Studs Terkel, who made his name listening to ordinary folks talk about their ordinary lives -- and who turned that knack for conversation into a much-honored literary career -- died Friday. He was 96. Terkel died of old age at his home in Chicago, his son Dan said. “He lived a long, eventful, satisfying, though sometimes tempestuous life," Dan Terkell said. “I think that pretty well sums it up."

The author of blockbuster oral histories on World War II, the Great Depression and contemporary attitudes toward work, Terkel roamed the country engaging an astounding cross-section of Americans in tape-recorded chats -- about their dreams, their fears, their chewing gum, about racism, courage, dirty floors and the Beatles.

With his loud laugh and raspy voice, plus his inept fumbles with his tape recorder, he set his subjects at ease and tugged from them memories, predictions and simple truths about their everyday existence. Terkel transcribed and edited the interviews, then compiled them into books that were at once intimate and sweeping, among them “Division Street," “Hard Times," “Working," and “The Good War," which won the 1984 Pulitzer Prize for general nonfiction.

Terkel was also a legendary radio personality, hosting a daily music and interview show on Chicago's WFMT for 45 years.

He never prepared his questions. He interrupted his guests often. Yet Terkel was known as a master interviewer, able to establish an easy rapport with just about anyone. His secret, he once said, was simple: “It's listening."

And listen he did: to sultry jazz singers and insecure housewives; to a repentant Ku Klux Klan leader; to Bob Dylan, the Rev.
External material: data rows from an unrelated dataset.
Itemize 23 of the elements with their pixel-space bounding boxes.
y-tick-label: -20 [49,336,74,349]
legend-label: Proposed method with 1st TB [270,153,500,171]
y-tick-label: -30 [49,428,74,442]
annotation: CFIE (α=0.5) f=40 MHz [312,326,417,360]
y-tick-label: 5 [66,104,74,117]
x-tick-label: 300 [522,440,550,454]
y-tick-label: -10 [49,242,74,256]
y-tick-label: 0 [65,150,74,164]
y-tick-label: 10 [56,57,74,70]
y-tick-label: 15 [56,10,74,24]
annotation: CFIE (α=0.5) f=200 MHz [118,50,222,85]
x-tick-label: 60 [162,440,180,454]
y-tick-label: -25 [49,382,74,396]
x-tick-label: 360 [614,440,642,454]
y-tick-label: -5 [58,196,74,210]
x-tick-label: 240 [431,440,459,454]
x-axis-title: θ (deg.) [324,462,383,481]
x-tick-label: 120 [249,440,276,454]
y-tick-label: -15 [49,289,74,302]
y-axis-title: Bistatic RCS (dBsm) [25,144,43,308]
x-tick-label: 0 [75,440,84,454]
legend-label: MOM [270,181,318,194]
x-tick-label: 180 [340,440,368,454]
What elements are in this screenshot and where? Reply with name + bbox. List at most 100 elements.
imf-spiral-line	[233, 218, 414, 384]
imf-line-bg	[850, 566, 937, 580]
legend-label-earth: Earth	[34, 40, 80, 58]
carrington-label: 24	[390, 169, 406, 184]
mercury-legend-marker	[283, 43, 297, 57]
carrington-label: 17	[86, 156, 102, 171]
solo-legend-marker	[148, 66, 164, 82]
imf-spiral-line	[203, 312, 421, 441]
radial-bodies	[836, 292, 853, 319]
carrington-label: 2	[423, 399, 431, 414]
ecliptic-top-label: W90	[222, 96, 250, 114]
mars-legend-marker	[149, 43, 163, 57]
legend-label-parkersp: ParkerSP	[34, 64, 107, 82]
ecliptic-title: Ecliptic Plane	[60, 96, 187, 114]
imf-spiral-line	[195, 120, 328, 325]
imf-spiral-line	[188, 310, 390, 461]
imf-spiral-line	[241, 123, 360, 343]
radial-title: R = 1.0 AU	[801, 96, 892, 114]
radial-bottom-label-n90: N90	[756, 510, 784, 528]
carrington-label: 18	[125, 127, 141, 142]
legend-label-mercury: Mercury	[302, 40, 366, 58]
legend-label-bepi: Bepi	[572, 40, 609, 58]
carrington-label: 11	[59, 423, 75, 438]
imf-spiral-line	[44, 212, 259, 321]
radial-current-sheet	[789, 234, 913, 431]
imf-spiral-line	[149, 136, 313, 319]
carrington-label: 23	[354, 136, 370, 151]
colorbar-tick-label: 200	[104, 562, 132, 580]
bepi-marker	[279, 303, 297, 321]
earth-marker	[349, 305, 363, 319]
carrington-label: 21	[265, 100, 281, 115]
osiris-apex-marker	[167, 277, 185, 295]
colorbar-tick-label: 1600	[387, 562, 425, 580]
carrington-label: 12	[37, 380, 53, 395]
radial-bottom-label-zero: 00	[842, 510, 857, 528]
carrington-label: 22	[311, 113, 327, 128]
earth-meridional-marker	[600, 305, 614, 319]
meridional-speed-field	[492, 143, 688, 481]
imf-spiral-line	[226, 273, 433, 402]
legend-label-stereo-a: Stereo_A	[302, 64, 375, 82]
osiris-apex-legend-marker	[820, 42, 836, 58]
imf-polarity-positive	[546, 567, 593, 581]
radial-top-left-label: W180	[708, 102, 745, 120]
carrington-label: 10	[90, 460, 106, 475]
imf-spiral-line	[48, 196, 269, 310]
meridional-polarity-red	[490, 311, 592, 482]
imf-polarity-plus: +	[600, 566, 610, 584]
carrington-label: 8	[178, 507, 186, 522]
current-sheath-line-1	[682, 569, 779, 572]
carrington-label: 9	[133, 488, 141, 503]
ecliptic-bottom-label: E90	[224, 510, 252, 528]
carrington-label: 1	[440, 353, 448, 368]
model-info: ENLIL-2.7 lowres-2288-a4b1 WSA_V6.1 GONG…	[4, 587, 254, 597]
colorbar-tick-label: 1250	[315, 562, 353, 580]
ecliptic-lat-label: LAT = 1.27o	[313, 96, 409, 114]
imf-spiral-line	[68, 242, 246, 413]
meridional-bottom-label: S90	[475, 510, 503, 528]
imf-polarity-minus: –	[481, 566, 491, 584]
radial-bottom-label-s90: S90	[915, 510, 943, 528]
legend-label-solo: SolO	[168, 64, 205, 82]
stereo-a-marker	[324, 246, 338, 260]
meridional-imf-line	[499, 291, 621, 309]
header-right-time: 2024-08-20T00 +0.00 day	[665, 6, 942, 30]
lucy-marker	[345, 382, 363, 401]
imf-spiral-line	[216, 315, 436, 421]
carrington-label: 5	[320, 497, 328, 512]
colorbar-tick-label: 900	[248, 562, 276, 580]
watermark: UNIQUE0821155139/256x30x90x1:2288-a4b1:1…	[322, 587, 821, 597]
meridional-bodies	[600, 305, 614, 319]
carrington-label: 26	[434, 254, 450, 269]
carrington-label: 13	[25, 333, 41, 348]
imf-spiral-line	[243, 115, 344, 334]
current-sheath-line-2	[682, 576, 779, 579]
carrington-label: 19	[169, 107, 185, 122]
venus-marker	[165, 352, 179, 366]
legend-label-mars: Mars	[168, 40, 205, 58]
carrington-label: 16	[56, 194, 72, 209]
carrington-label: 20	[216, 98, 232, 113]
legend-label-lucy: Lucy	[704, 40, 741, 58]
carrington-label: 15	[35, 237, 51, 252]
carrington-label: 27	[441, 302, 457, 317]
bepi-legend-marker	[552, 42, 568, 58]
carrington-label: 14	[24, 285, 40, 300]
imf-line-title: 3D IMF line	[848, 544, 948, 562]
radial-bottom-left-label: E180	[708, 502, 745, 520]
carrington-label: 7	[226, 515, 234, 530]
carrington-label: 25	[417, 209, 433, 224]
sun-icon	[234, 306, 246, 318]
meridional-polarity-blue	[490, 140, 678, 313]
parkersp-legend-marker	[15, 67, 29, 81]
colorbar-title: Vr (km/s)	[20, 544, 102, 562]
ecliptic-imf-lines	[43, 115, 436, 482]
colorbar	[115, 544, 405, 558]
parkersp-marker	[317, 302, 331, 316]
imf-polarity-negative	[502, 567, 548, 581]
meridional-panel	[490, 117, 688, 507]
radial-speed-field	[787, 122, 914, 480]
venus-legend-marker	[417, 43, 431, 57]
Martin Luther King Jr., Marlene Dietrich, Bertrand Russell; to a parking lot attendant and a lesbian grandmother; to a piano tuner; and to a barber.

As the late CBS newsman Charles Kuralt once said: “When Studs Terkel listens, everybody talks."

Reviewers called Terkel's oral histories accessible, powerful and deeply moving. “Readers will experience emotions they didn't know they had," the Cleveland Plain Dealer wrote of his World War II book. Though they were lengthy -- some more than 600 pages -- most of Terkel's books shot straight to the bestseller list and much of his work was translated for publication abroad.

“I think he was the most extraordinary social observer this country has produced," said Dr. Robert Coles, a Harvard professor of psychiatry who considered Terkel a friend and inspiration. Though Terkel did interview the rich and famous, “he recognized the need to pay attention to the poor, the vulnerable, the ordinary people," Coles said. “I pray for the day when American universities will understand that Studs Terkel is worth many departments of sociology. He's an institution in himself."

It's not that Chicago is that great. In fact, it's horrible. But living here is like being married to a woman with a broken nose. There may be lovelier lovelies, but never a lovely so real.
Studs Trekel

Real was what Terkel always wanted to get at: real people, real lives and real emotions.